Who were the Ottomans?

The Ottoman Empire lasted from 1299 to 1923 as one of the largest and longest-lasting empires in history. Its capital city was Constantinople (present-day Istanbul, Turkey). The empire was at the center of interactions between Eastern and Western civilization for six centuries.

The Ottoman Empire contained all or parts of Turkey, Russia, The Ukraine, Greece, Italy, Hungary, Iraq, Iran, Saudi Arabia, Egypt, Israel, Libya, Morocco, Romania, Jordan, and many more. At its height, during the 16th and 17th centuries, the Ottoman Empire encompassed 43 present-day countries in southeastern Europe, western Asia, and northern Africa.

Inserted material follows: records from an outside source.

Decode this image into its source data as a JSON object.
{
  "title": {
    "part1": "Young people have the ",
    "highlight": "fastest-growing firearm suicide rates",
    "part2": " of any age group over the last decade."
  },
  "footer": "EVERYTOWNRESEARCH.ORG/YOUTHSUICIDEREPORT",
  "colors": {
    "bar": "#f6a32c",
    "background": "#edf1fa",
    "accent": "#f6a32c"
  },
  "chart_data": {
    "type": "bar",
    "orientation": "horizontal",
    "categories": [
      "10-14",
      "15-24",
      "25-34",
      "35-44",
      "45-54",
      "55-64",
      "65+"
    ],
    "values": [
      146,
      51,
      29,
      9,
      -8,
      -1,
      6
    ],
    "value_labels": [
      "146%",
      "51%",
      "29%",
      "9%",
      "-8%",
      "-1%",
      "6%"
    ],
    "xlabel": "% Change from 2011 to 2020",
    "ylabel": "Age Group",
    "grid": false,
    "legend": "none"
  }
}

The Ottomans were overwhelmingly Islamic. The Sultan was considered to be the supreme ruler, but he often delegated much of his power to lower officials. Although the Sultan was the only ruler, his leadership was not a monarchy; the Ottomans believed that wealth, prestige, and power could be earned rather than inherited.

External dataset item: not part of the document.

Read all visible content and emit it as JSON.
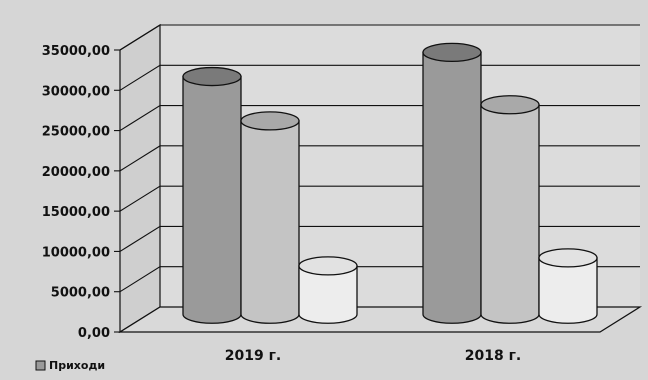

During World War I, the Ottoman Empire joined forces with the German Empire, the Austro-Hungarian Empire, and the country of Bulgaria to form the Central Powers. The Allied Forces (the United Kingdom, France, and Russia, along with "associate Allies" like the United States, Italy, Greece, and many other countries) defeated the Central Powers, which led to the dissolution of the Ottoman Empire. The allies partitioned the Ottomans' lands, after which the Turkish War of Independence led to the formation of the modern country of Turkey.